Don't Look Up (2021)

Don’t Look Up (2021)

The result is an unfortunately too long and too on-the-nose film that tries to extract laughs out of an audience while reminding them, over-and-over, that they live in hell.

When PhD candidate Kate Dibiasky (Jennifer Lawrence) finds that a 9-kilometer-wide comet’s trajectory puts it squarely on a collision course with Earth, her mentor, Dr. Randall Mindy (Leonardo DiCaprio) checks her work. He confirms the news and immediately informs NASA. But almost immediately, a political shell game begins. A long-delayed meeting with President Orlean (Meryl Streep) goes sideways as the news doesn’t benefit her election polling. The President, however, deems the discovery of the comet classified but takes a wait-and-see approach to the situation.

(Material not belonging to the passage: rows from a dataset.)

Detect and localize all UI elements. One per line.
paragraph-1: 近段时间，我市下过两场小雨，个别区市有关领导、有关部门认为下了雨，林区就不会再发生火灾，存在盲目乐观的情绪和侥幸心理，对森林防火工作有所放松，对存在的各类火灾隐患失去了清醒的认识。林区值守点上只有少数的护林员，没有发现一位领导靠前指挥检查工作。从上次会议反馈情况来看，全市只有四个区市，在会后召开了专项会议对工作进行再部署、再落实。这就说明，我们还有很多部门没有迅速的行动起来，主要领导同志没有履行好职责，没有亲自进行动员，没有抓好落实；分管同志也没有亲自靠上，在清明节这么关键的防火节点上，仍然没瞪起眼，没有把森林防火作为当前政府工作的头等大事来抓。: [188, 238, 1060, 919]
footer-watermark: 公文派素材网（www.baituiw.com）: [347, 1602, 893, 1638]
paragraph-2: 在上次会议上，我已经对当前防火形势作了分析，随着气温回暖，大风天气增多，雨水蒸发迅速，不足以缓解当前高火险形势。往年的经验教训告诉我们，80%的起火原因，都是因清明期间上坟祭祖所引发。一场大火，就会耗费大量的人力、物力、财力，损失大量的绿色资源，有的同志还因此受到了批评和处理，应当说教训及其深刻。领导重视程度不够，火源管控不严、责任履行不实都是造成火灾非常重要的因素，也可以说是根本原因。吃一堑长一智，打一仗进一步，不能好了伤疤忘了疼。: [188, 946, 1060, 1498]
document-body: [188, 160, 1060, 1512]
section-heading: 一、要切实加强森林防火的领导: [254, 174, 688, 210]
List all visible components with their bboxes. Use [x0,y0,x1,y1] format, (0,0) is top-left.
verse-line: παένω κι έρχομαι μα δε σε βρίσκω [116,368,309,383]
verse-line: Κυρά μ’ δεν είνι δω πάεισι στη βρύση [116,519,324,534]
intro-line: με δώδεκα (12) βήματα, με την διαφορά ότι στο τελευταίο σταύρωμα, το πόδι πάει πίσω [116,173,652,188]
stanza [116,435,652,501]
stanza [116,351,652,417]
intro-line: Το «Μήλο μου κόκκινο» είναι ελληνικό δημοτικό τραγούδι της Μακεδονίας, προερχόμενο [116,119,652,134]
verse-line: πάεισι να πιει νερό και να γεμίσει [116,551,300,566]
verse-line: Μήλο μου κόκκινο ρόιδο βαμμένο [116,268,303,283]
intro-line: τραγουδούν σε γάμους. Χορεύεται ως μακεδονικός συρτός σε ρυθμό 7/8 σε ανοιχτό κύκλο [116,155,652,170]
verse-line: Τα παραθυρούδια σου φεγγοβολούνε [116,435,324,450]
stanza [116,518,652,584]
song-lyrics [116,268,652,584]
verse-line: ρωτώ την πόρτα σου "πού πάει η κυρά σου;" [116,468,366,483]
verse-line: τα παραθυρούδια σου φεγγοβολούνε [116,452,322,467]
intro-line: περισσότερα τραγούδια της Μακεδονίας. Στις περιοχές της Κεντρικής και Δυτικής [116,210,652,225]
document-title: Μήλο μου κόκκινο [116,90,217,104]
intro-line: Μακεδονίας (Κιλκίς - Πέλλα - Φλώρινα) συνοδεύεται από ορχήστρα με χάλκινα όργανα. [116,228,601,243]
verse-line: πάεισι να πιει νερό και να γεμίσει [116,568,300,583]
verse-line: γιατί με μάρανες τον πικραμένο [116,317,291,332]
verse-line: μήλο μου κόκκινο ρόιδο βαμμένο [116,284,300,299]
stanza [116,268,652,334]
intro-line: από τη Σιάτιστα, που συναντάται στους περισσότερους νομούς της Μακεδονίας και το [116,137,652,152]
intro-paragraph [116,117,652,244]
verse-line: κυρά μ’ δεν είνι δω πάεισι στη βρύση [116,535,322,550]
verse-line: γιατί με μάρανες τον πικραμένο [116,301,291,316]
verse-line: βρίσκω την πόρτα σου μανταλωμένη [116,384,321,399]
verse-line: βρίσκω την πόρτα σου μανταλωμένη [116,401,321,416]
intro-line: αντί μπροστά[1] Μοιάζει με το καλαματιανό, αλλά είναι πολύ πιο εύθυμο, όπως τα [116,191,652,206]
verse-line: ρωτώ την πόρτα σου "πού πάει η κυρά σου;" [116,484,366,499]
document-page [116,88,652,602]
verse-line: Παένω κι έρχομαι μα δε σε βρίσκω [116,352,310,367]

So, Dr. Mindy and Dibiasky, along with Dr. Oglethorpe (a sadly under-used Rob Morgan,) mount a media campaign in an attempt to alert the public of the forthcoming extinction-level event. What they find is that the public-at-large — particularly in the United States — is less interested in Comet Dibiasky than they are about the breakup of two popular musicians (Ariana Grande and Scott Mescudi.)

Unfortunately, that’s the main comedic aspect of Don’t Look Up. After the scenario becomes clear, variations of the same jokes get recycled for another two hours. Despite the occasional inspired moment, most of the attempted comedy falls flat, misses, or is hamstrung by the film’s chaotic editing. Where the film more reliably finds its strongest humor are mostly throwaway sight-gags that require a lack of attention to the foreground action. That’s hardly a compliment.

While the movie’s stellar cast list (Timothée Chalamet, Jonah Hill, Himesh Patel, Tyler Perry, and Cate Blanchett) sounds appealing, nearly all involved are underutilized or, more often, completely unlikeable. Sometimes both. In fact, that’s the biggest problem with this film. It holds up a mirror to society and, instead of warping the reflection so we can laugh at it, it simply reveals us as we are. We don’t want to laugh because it’s scarier and sadder than it is funny.

Don’t Look Up combines elements of Idiocracy, Dr. Strangelove, social media, politics, talk-shows, and the 24-hour news cycle and puts them all in a blender. The result is an unfortunately too long and too on-the-nose film that tries to extract laughs out of an audience while reminding them, over-and-over, that they live in hell. Perhaps it’s fitting that it’s the final movie I review for 2021.